# Silence from Tryphon Enterprises



## alexkuzn (Sep 19, 2009)

Guys,

anyone knows if Tryphon Enterprises(http://www.tryphon.it/catalogo.htm) is still in business? 
I've send my order via fax and email. So far no response whatsoever 
No one answering the phone ether.

Thanks,
Alex


----------



## bgray (Sep 19, 2009)

They are notoriously bad about communication.

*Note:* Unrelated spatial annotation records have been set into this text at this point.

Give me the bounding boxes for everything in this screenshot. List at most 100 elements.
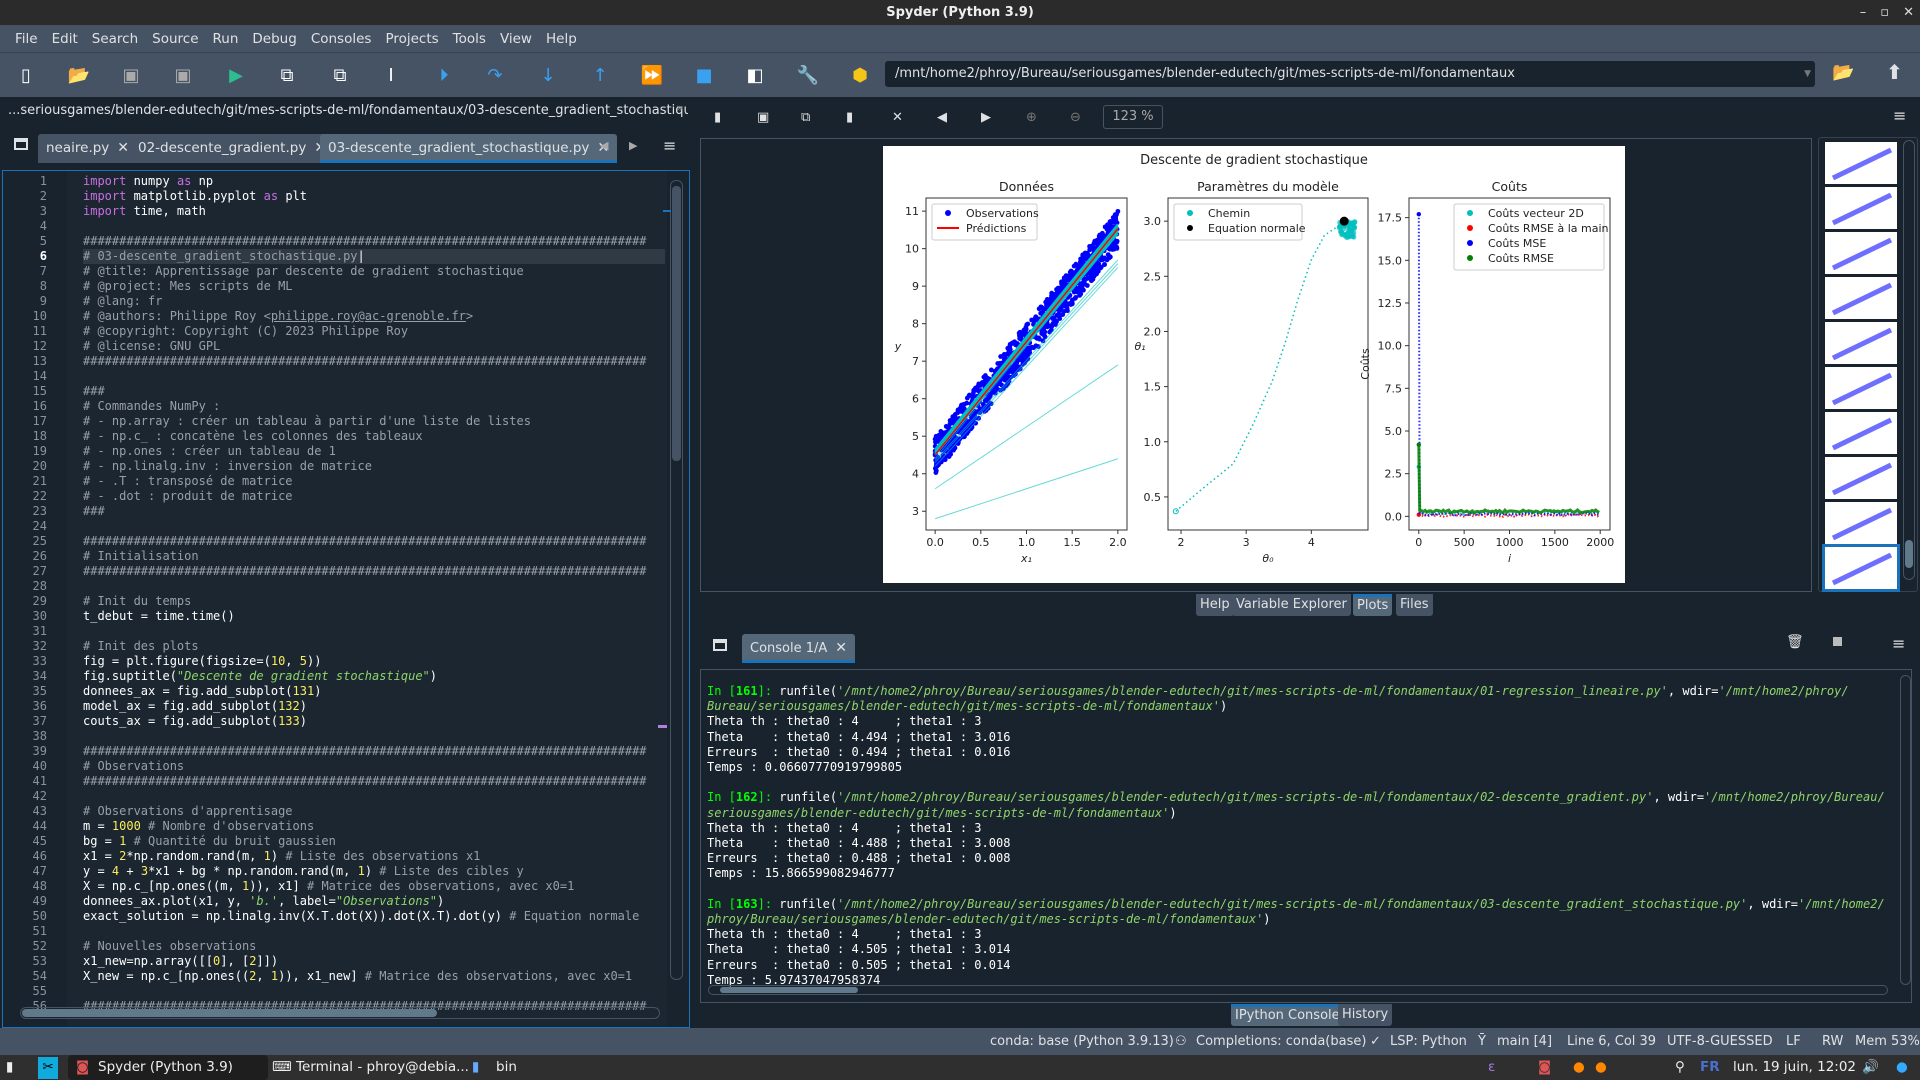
chevron-down-icon[interactable]: ▼: [1804, 61, 1811, 87]
console-hscroll-thumb[interactable]: [720, 987, 858, 993]
next-plot-icon[interactable]: ▶: [981, 110, 991, 125]
menu-edit[interactable]: Edit: [45, 31, 85, 47]
continue-icon[interactable]: ⏩: [640, 63, 664, 87]
taskbar-folder[interactable]: bin: [496, 1055, 517, 1080]
editor-scroll-thumb[interactable]: [672, 186, 681, 461]
plot-thumbnail[interactable]: [1825, 502, 1897, 544]
close-tab-icon[interactable]: ✕: [835, 640, 847, 656]
plot-thumbnail[interactable]: [1822, 544, 1900, 592]
console-vertical-scrollbar[interactable]: [1900, 675, 1911, 985]
save-all-icon[interactable]: ▣: [171, 63, 195, 87]
chevron-right-icon[interactable]: »: [676, 101, 683, 115]
browse-folder-icon[interactable]: 📂: [1832, 62, 1854, 83]
copy-plot-icon[interactable]: ⧉: [801, 110, 810, 125]
menu-view[interactable]: View: [493, 31, 539, 47]
editor-options-icon[interactable]: ≡: [663, 136, 676, 155]
emacs-icon[interactable]: ε: [1488, 1055, 1495, 1080]
editor-hscroll-thumb[interactable]: [22, 1009, 437, 1017]
network-icon[interactable]: ⚲: [1675, 1055, 1685, 1080]
menu-file[interactable]: File: [8, 31, 45, 47]
bottom-tab-ipython-console[interactable]: IPython Console: [1231, 1004, 1344, 1026]
debug-icon[interactable]: ⏵: [432, 63, 456, 87]
new-file-icon[interactable]: ▯: [14, 63, 38, 87]
code-editor[interactable]: 1 import numpy as np 2 import matplotlib.py…: [2, 170, 690, 1028]
run-selection-icon[interactable]: I: [379, 63, 403, 87]
save-plot-icon[interactable]: ▮: [714, 110, 721, 125]
menu-consoles[interactable]: Consoles: [304, 31, 379, 47]
console-tab[interactable]: Console 1/A ✕: [742, 634, 856, 663]
plots-options-icon[interactable]: ≡: [1893, 106, 1906, 125]
trash-icon[interactable]: 🗑: [1786, 634, 1804, 650]
firefox-icon[interactable]: ●: [1573, 1055, 1585, 1080]
stop-icon[interactable]: [1833, 637, 1842, 646]
pane-tab-help[interactable]: Help: [1196, 594, 1234, 616]
run-cell-icon[interactable]: ⧉: [275, 63, 299, 87]
open-file-icon[interactable]: 📂: [67, 63, 91, 87]
spyder-tray-icon[interactable]: ◙: [1538, 1055, 1551, 1080]
pane-tab-variable-explorer[interactable]: Variable Explorer: [1232, 594, 1351, 616]
plot-thumbnail[interactable]: [1825, 142, 1897, 184]
menu-search[interactable]: Search: [85, 31, 145, 47]
pane-tab-files[interactable]: Files: [1396, 594, 1433, 616]
plot-thumbnail[interactable]: [1825, 187, 1897, 229]
console-horizontal-scrollbar[interactable]: [708, 985, 1888, 995]
thumbnails-scroll-thumb[interactable]: [1905, 540, 1913, 568]
plot-thumbnail[interactable]: [1825, 412, 1897, 454]
taskbar-spyder[interactable]: Spyder (Python 3.9): [68, 1055, 268, 1080]
parent-dir-icon[interactable]: ⬆: [1886, 60, 1903, 84]
close-icon[interactable]: ✕: [1903, 5, 1914, 20]
save-icon[interactable]: ▣: [119, 63, 143, 87]
clock[interactable]: lun. 19 juin, 12:02: [1733, 1055, 1856, 1080]
step-into-icon[interactable]: ↓: [536, 63, 560, 87]
plot-thumbnail[interactable]: [1825, 457, 1897, 499]
menu-run[interactable]: Run: [206, 31, 246, 47]
stop-icon[interactable]: ■: [692, 63, 716, 87]
menu-projects[interactable]: Projects: [378, 31, 445, 47]
close-tab-icon[interactable]: ✕: [117, 140, 129, 156]
bluetooth-icon[interactable]: ●: [1896, 1055, 1908, 1080]
preferences-icon[interactable]: 🔧: [796, 63, 820, 87]
browse-consoles-icon[interactable]: [713, 639, 727, 651]
tab-prev-icon[interactable]: ◀: [600, 139, 608, 152]
plot-thumbnail[interactable]: [1825, 232, 1897, 274]
save-all-plots-icon[interactable]: ▣: [757, 110, 769, 125]
menu-debug[interactable]: Debug: [245, 31, 303, 47]
files-icon[interactable]: ▮: [6, 1055, 13, 1080]
taskbar-terminal[interactable]: Terminal - phroy@debia...: [296, 1055, 469, 1080]
keyboard-layout[interactable]: FR: [1700, 1055, 1720, 1080]
python-path-manager-icon[interactable]: ⬢: [848, 63, 872, 87]
remove-plot-icon[interactable]: ▮: [846, 110, 853, 125]
browse-tabs-icon[interactable]: [14, 138, 28, 150]
minimize-icon[interactable]: –: [1860, 5, 1867, 20]
volume-icon[interactable]: 🔊: [1862, 1055, 1879, 1080]
plot-thumbnail[interactable]: [1825, 322, 1897, 364]
firefox-icon-2[interactable]: ●: [1595, 1055, 1607, 1080]
tab-next-icon[interactable]: ▶: [629, 139, 637, 152]
bottom-tab-history[interactable]: History: [1338, 1004, 1393, 1026]
plot-thumbnail[interactable]: [1825, 367, 1897, 409]
plot-thumbnail[interactable]: [1825, 277, 1897, 319]
thumbnails-scrollbar[interactable]: [1903, 140, 1915, 580]
run-cell-advance-icon[interactable]: ⧉: [328, 63, 352, 87]
working-directory-combo[interactable]: /mnt/home2/phroy/Bureau/seriousgames/ble…: [885, 61, 1815, 87]
menu-help[interactable]: Help: [539, 31, 584, 47]
editor-tab[interactable]: neaire.py ✕: [38, 134, 138, 163]
ipython-console[interactable]: In [161]: runfile('/mnt/home2/phroy/Bure…: [700, 669, 1912, 1003]
zoom-out-icon[interactable]: ⊖: [1070, 110, 1081, 125]
previous-plot-icon[interactable]: ◀: [937, 110, 947, 125]
menu-source[interactable]: Source: [145, 31, 205, 47]
zoom-in-icon[interactable]: ⊕: [1026, 110, 1037, 125]
step-icon[interactable]: ↷: [483, 63, 507, 87]
run-icon[interactable]: ▶: [224, 63, 248, 87]
pane-tab-plots[interactable]: Plots: [1353, 594, 1393, 616]
screenshot-tool-icon[interactable]: ✂: [38, 1057, 58, 1079]
menu-tools[interactable]: Tools: [446, 31, 493, 47]
step-out-icon[interactable]: ↑: [588, 63, 612, 87]
editor-tab-active[interactable]: 03-descente_gradient_stochastique.py ✕: [320, 134, 618, 163]
maximize-pane-icon[interactable]: ◧: [743, 63, 767, 87]
zoom-level[interactable]: 123 %: [1103, 105, 1163, 129]
console-options-icon[interactable]: ≡: [1892, 634, 1905, 653]
editor-tab[interactable]: 02-descente_gradient.py✕: [130, 134, 335, 163]
maximize-icon[interactable]: ▫: [1880, 5, 1889, 20]
remove-all-plots-icon[interactable]: ✕: [892, 110, 903, 125]
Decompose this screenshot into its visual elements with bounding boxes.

Sometimes you have to be persistent, but yes, they are still in business.


----------



## alexkuzn (Sep 19, 2009)

Is there any other places that sell nib grinding accessories and tools?


----------



## PenWorks (Sep 27, 2009)

I know he sold his shaving brush business, not sure what he has done with his supply business. This place in Canada has some pen tools and supplies.

http://www.woodbin.ca/


----------



## alexkuzn (Sep 27, 2009)

It's been more than two weeks since I emailed and faxed him my order multiple times. No reply so far.


----------



## alexkuzn (Oct 6, 2009)

Finally I got a reply from them. Took almost three weeks.


----------



## PTJeff (Oct 7, 2009)

did you get the product?


----------



## alexkuzn (Oct 7, 2009)

Actually last week I've ordered my stuff somewhere else and already got it.


----------



## titan2 (Oct 7, 2009)

alexkuzn said:


> Actually last week I've ordered my stuff somewhere else and already got it.


 
_If you don't mind telling......who did you order from?  I've been thinking about ordering from these folks but with the unresponsiveness that's been reported here.......I'll probably go elsewhere for the same tools, books & supplies._
 
_TIA_
 
 
_Barney_


----------



## Texatdurango (Nov 13, 2009)

alexkuzn said:


> Guys,
> 
> anyone knows if Tryphon Enterprises(http://www.tryphon.it/catalogo.htm) is still in business?
> I've send my order via fax and email. So far no response whatsoever
> ...


 
Barney, Don't give up too soon. I have a slightly different experience with Tryphon.   Rather than put the reply here, I started a new thread to show the positive aspect rather than the negative.


----------



## randyrls (Nov 13, 2009)

I took a look at that site.   Great for Fountain pen enthusiasts!!!!


----------